I’m starting to learn that love hurts like this because what we had (have?) was (is?) special. It would be far, far worse if it didn’t hurt this much; even if our marriage is over, we have a lot of good memories to cherish, and we’ll be better people for having enriched each others’ lives. As hard as this is right now, it’s not an experience I would trade for all the money in the world.

Tough Days Ahead

Wednesday, September 26th, 2007

First of all - thank you to all of my friends who have left comments, emailed me privately and/or called. One silver lining on this cloud has been the support, the friendship and the love that you have all shown to Carolyn and I during this difficult time.
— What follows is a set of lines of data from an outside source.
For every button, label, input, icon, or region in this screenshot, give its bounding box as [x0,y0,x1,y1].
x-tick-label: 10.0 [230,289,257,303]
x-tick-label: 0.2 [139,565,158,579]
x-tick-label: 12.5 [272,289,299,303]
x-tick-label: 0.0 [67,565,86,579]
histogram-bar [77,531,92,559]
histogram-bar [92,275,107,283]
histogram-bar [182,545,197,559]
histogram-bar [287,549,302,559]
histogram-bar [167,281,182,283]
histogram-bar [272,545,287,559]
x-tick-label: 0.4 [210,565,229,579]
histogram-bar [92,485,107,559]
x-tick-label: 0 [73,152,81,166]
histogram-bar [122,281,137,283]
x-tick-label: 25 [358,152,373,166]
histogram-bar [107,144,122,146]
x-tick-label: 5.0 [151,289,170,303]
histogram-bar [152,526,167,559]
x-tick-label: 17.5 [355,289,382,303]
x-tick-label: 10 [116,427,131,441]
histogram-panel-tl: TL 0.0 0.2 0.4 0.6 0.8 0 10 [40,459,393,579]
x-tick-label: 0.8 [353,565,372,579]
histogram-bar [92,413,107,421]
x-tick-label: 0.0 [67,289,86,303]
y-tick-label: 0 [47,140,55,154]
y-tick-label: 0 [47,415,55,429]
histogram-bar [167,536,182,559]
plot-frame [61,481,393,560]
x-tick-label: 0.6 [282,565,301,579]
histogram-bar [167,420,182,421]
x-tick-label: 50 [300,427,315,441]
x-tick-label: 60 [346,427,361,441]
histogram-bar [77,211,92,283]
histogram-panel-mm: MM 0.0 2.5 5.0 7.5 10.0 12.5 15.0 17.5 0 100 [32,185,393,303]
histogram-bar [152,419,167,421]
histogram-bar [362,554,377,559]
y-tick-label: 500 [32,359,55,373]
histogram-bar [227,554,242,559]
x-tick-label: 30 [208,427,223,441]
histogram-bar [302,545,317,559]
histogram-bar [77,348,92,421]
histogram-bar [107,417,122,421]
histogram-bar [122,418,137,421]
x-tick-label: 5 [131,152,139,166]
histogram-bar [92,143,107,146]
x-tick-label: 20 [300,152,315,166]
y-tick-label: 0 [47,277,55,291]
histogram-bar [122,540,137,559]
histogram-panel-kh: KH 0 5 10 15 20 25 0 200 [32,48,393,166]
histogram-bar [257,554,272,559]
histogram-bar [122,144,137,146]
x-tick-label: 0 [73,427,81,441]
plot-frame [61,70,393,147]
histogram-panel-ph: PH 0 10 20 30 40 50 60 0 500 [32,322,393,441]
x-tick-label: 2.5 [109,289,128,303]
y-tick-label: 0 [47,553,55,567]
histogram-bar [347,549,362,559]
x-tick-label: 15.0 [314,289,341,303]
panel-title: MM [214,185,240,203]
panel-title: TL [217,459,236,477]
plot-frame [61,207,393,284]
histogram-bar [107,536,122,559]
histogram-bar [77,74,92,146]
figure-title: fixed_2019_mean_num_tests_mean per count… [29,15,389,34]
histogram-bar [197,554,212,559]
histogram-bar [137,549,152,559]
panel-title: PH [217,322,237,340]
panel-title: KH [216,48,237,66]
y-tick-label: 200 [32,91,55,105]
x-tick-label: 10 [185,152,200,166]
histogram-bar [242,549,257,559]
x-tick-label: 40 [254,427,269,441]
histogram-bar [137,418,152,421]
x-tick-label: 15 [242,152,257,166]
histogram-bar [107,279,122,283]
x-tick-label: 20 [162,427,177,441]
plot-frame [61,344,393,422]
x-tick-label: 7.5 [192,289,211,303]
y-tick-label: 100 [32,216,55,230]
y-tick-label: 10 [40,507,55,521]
It’s some comfort knowing that we’re surrounded by such good people, and I hope I get the chance to thank each and every one of you. It means the world to me.

Carolyn is visiting her family in Toronto right now. That’s important - she needs her time to “deflate” and be in her comfort zone, and I need the time to get back into some regular routine.

Next Monday we’re going to go for some marriage counseling. I’m not holding out for any miracles, but I do hope it will at least help us identify things that went wrong. Even if our marriage is truly over, it will at least give us awareness of mistakes that were made, weaknesses, unfulfilled needs, etc.

I love my wife. We’ve been married for 8 years, we’ve been together for 10 years, and we’ve known each other for 12 years. That represents a third of my lifetime, and virtually all of my adult life. Even if we separate for good, I hope she knows that I will always love her, and will always have the highest respect for her. Every day with her has been a gift, and it’s something I’ll always cherish.